Pitchiaya Lab

Research

In response to stress, mammalian cells make one of three fundamental decisions – die, survive or thrive. Critical determinants of these seemingly distinct cell fates include the induction of signaling cascades and selective expression of perturbation-responsive genes, which together help restore ribostasis, proteostasis and cellular homeostasis. However, the mechanisms by which cells activate these processes and how cells selectively regulate gene expression to make survival decisions remains unclear. In addition, emerging evidence suggests that the dynamic reorganization of functionally nebulous, RNA- and protein-bearing, membrane-less compartments is an evolutionarily conserved hallmark of stress. Alterations in any of these stress response mechanisms are directly linked to aging and various (neurodegenerative and neoplastic) diseases. Elucidating the molecular bases of these aberrations and pathobiology will pave the way for new and effective diagnostics and therapeutics. Our lab seeks to understand how mammalian cells of various tissue contexts maintain homeostasis and how stress response programs influence cellular decisions in physiology and pathology.
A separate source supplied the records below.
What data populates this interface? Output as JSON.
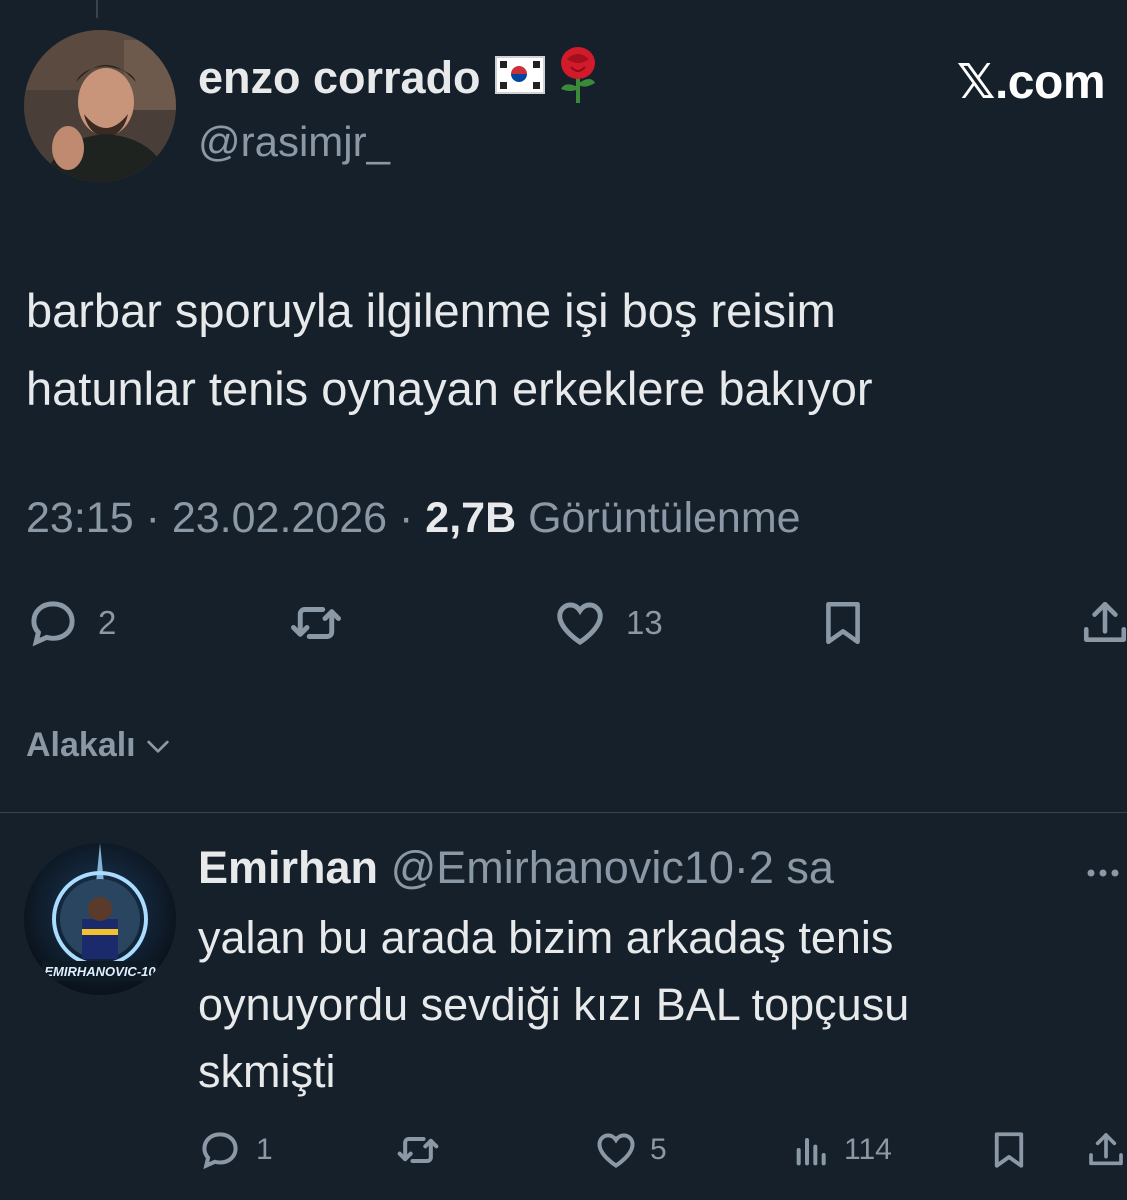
{
  "header": {
    "brand": "𝕏.com"
  },
  "tweet": {
    "author_name": "enzo corrado",
    "author_handle": "@rasimjr_",
    "text_line1": "barbar sporuyla ilgilenme işi boş reisim",
    "text_line2": "hatunlar tenis oynayan erkeklere bakıyor",
    "time": "23:15",
    "date": "23.02.2026",
    "separator": "·",
    "views_count": "2,7B",
    "views_label": "Görüntülenme",
    "replies": "2",
    "retweets": "",
    "likes": "13"
  },
  "filter": {
    "label": "Alakalı"
  },
  "reply": {
    "author_name": "Emirhan",
    "author_handle": "@Emirhanovic10",
    "separator": "·",
    "time_ago": "2 sa",
    "text_line1": "yalan bu arada bizim arkadaş tenis",
    "text_line2": "oynuyordu sevdiği kızı BAL topçusu",
    "text_line3": "skmişti",
    "replies": "1",
    "retweets": "",
    "likes": "5",
    "views": "114",
    "avatar_text": "EMIRHANOVIC-10"
  },
  "icons": {
    "flag": "south-korea-flag-icon",
    "rose": "rose-icon",
    "reply": "speech-bubble-icon",
    "retweet": "retweet-arrows-icon",
    "like": "heart-icon",
    "bookmark": "bookmark-icon",
    "share": "share-upload-icon",
    "views": "bar-chart-icon",
    "more": "ellipsis-icon",
    "chevron": "chevron-down-icon"
  },
  "colors": {
    "background": "#15202b",
    "primary_text": "#e7e9ea",
    "secondary_text": "#8b98a5",
    "divider": "#38444d"
  }
}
To address these pressing questions, we use an interdisciplinary approach that lies at the cusp of physical and life sciences. Herein, we utilize in vitro, cultured cell, animal and human tissue models for our research. We probe these models with an arsenal of contemporary imaging- and omics-based technologies that we develop and deploy, and combine them with classical biochemical and biophysical tools. Notably, we use single-molecule imaging, super-resolution microscopy, high-content screening, single-cell sequencing and spatial omics among other cutting-edge technologies to dissect the spatiotemporal dynamics of stress response. The ultimate aim is to leverage our foundational and translational research for diagnostic and therapeutic applications.

Interrogating gene regulation across spatial and biological scales. (Left – Right) Nanoscale imaging of GAPDH mRNA metabolism in U2-OS cells with single-molecule fluorescence in situ hybridization, scale 10 μm. Nanoscale imaging of the androgen receptor (AR) mRNA and AR-regulated long non-coding RNA (ARlnc1) in patient-derived, castration resistant prostate cancer sections using single-molecule fluorescence in situ hybridization, scale 30 μm. tSNE plots of cell types in the mouse lung, as annotated by single-nucleus RNA sequencing.

Measuring subcellular dynamics. (Left – Right) Nanoscale imaging of single microRNA molecules in living HeLa cells at 30 nm spatial resolution and 30 ms temporal resolution. Mesoscale imaging (100 nm spatial resolution and 100 ms temporal resolution) of GFP-DCP1A (mRNA decapping coactivator) undergoing hyperosmotic phase separation and ensuing rescue under isosmotic conditions, within living U2-OS cells.


Our research seeks to address the following questions:

  1. How do cells achieve transcriptional and translational selectivity during and after stress?
  2. How do stress-induced biomolecular condensates form and function? 
  3. Why do some cells die, while others survive or seemingly thrive after stress? 
  4. How are stress response programs impaired during aging and degenerative diseases?
  5. How are stress response mechanisms misappropriated in cancer?